– Жив, Юрген? – пытаясь понять состояние капрала, беспокоился Минский.

Немец выпученными, прослезившимися глазами, с дико расширенными зрачками, уставился на поручика и в ответ лишь кивнул головой.

Поручик выдохнул с облегчением.

– Ну и табачок у тебя… Яков, – выдавил из себя с хрипотой капрал.

– Хм… Что верно, то верно. Табачок-то отменный, из бычьих рогов.

Немец продолжал таращить глаза, утирая платком все лицо.

– Правду в народе нашем сказывают: что русскому хорошо, то немцу – смерть.

От услышанного Юрген сжал тонкие губы, высокомерно задрал голову и недовольно ею повертел:

– Это не есть правда, Яков… Я пил русскую водка, много пил. И я остался жив… Скажи мне, Яков, откуда ты?

– Я-то?.. С флота Азовского…

Юрген с пониманием качнул головой и лениво перевел взгляд на плац, где закончилась порка юного рекрута. Тот, утирая слезы и слюни, сполз с деревянного козла, с трудом оделся, накинул полушубок и с опущенной головой, шмыгая носом, вернулся обратно в строй. Немец насупил брови и, тяжело выдохнув, с отчаянием произнес:

– Это подлое мужичье меня сводить с ума.

– Темные они, Юрген, – объяснил поручик, пряча рожок с табаком в карман.

– Хм… Темные? Почему темные? – не понял немец.

– Народ темный, говорю. Где право, где лево – сея азбука им не ведома. Вот про десницу там али про шуйцу они знают… – начал было объяснять поручик.

– Что есть десница? – поинтересовался Юрген. – Что есть шу-ца?..

– Шуйца, – поправил его Минский. – Шуйца – лева рука, а десница – рука права.

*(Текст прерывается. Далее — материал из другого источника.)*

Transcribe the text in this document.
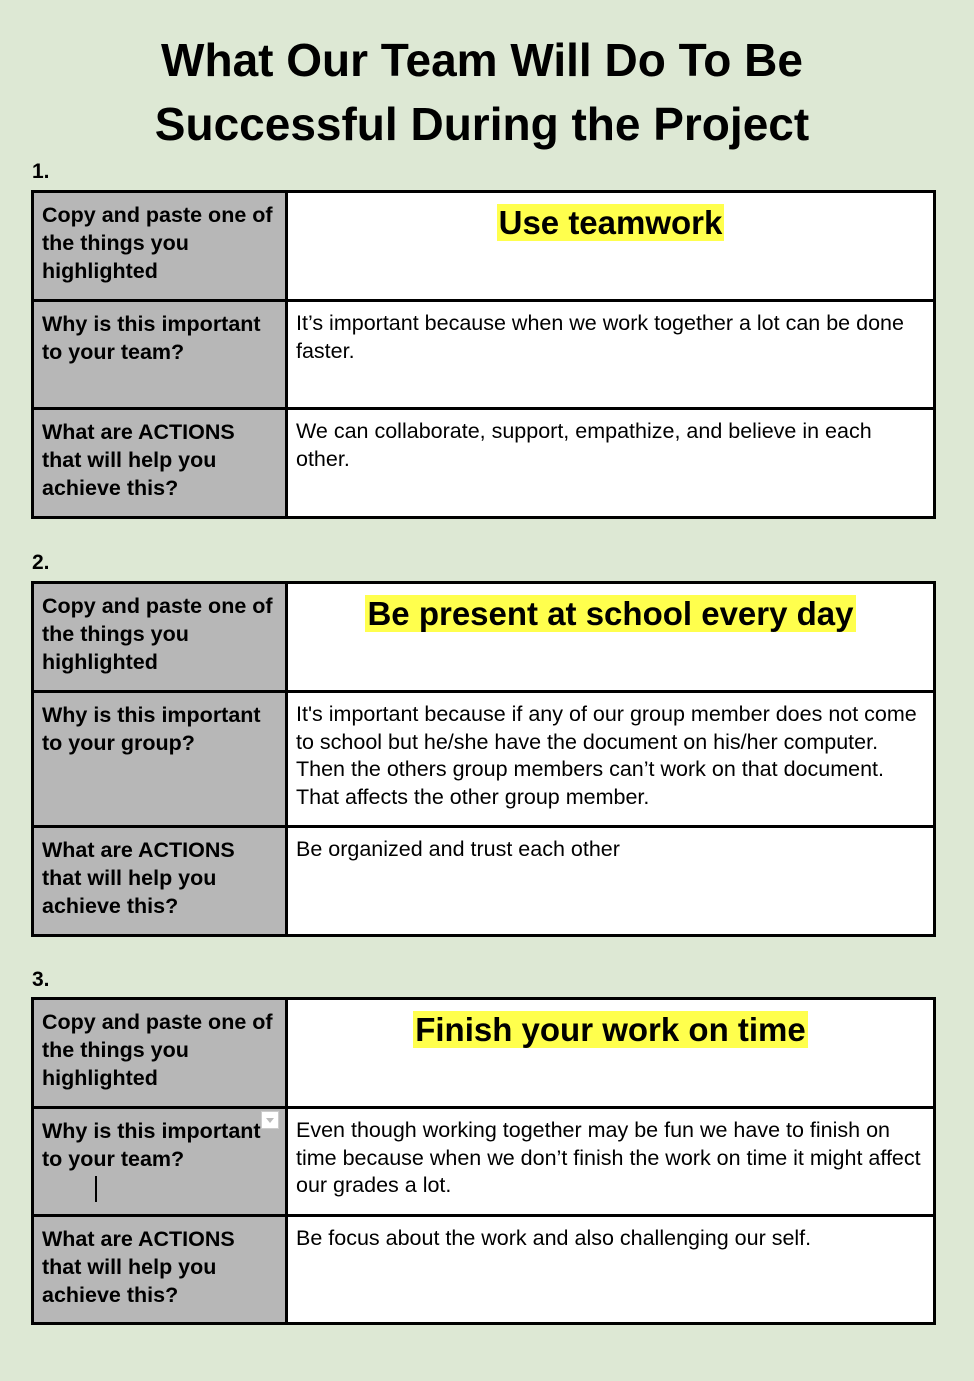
What Our Team Will Do To Be
Successful During the Project
1.
Copy and paste one of the things you highlighted	Use teamwork
Why is this important to your team?	It’s important because when we work together a lot can be done faster.
What are ACTIONS that will help you achieve this?	We can collaborate, support, empathize, and believe in each other.
2.
Copy and paste one of the things you highlighted	Be present at school every day
Why is this important to your group?	It's important because if any of our group member does not come to school but he/she have the document on his/her computer. Then the others group members can’t work on that document. That affects the other group member.
What are ACTIONS that will help you achieve this?	Be organized and trust each other
3.
Copy and paste one of the things you highlighted	Finish your work on time
Why is this important to your team?	Even though working together may be fun we have to finish on time because when we don’t finish the work on time it might affect our grades a lot.
What are ACTIONS that will help you achieve this?	Be focus about the work and also challenging our self.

Капрал поморщился и мотнул головой:

– Нет, это есть сложные русские слова… Армию русскую делать надобно не словами, ее надобно делать, как у нас в Пруссии, – палкой. И когда он сломается, следует взять другую.

– Муштра, палка – оно, вестимо, для дисциплины да для порядку армейского дело-то нужное, – согласился Минский, – но и сметливость в армии – не помеха… Я тебе так скажу, Юрген, про море, про службу морскую мне ведь много чего ведомо. Слыхал я как-то про то, что у вас, где-то в Европе, кажись, то было в Португалии, в недалекие времена на флот набирали людишек разных. Многим средь них тож было невдомек – что есть лево и что есть право. А нужда была ставить таких рулевыми… на корабле. Так вот. Дабы рулевой понимал команду верно, перед ним справа вешали чеснок, а слева – лук. И когда рулевому говорили «Руль чеснок», он крутил руль вправо. То же самое чинилось и с луком, когда надобность была крутить влево. Хоть ночь, хоть день, где какой запах – рулевой не путал, потому как ориентир был. Во как на флоте бывает, Юрген.

– Это есть очень интересная гиштория, Яков. Но Россия – ни есть Португалия. – Капрал повернул голову и брезгливо посмотрел на рекрутов, прибывших с Минским. – Что этакое способно придумать с этим вот мужичьем? Им дай ружье, и все одно они останутся мужичьем… – И тут же сам ответил: – Нет, Яков, без палки – никак не способно. Ежели солдат боится палки меньше, чем вражескую пулю, – это есть плохой солдат.

Вдруг рядом послышался возмутительный тон Лешки Овечкина, который бойко объяснял кому-то из своих же вновь прибывших что-то по поводу какой-то Волчьей горы:

– Эх ты, сено-солома! Я ж говорю тебе, от Березовки до Дубровки верст десять, а то и поболе. А ты мне опять свое – она за Волчьей горой… За Волчьей горой – Дубовка, а не Дубровка, – усердно объяснял он.

Минский заострил внимание на первых сказанных словах Овечкина и тут же повторил их:

– Сено-солома, сено-солома… – Затем, повернувшись к капралу, озвучил пришедшую ему в голову идею: – Юрген, а что, ежели сено – энто лево, а солома – право? Мужичкам нашим деревенским слова сии ведомы всем. Чай, не спутают. Левой-правой! Сеносолома!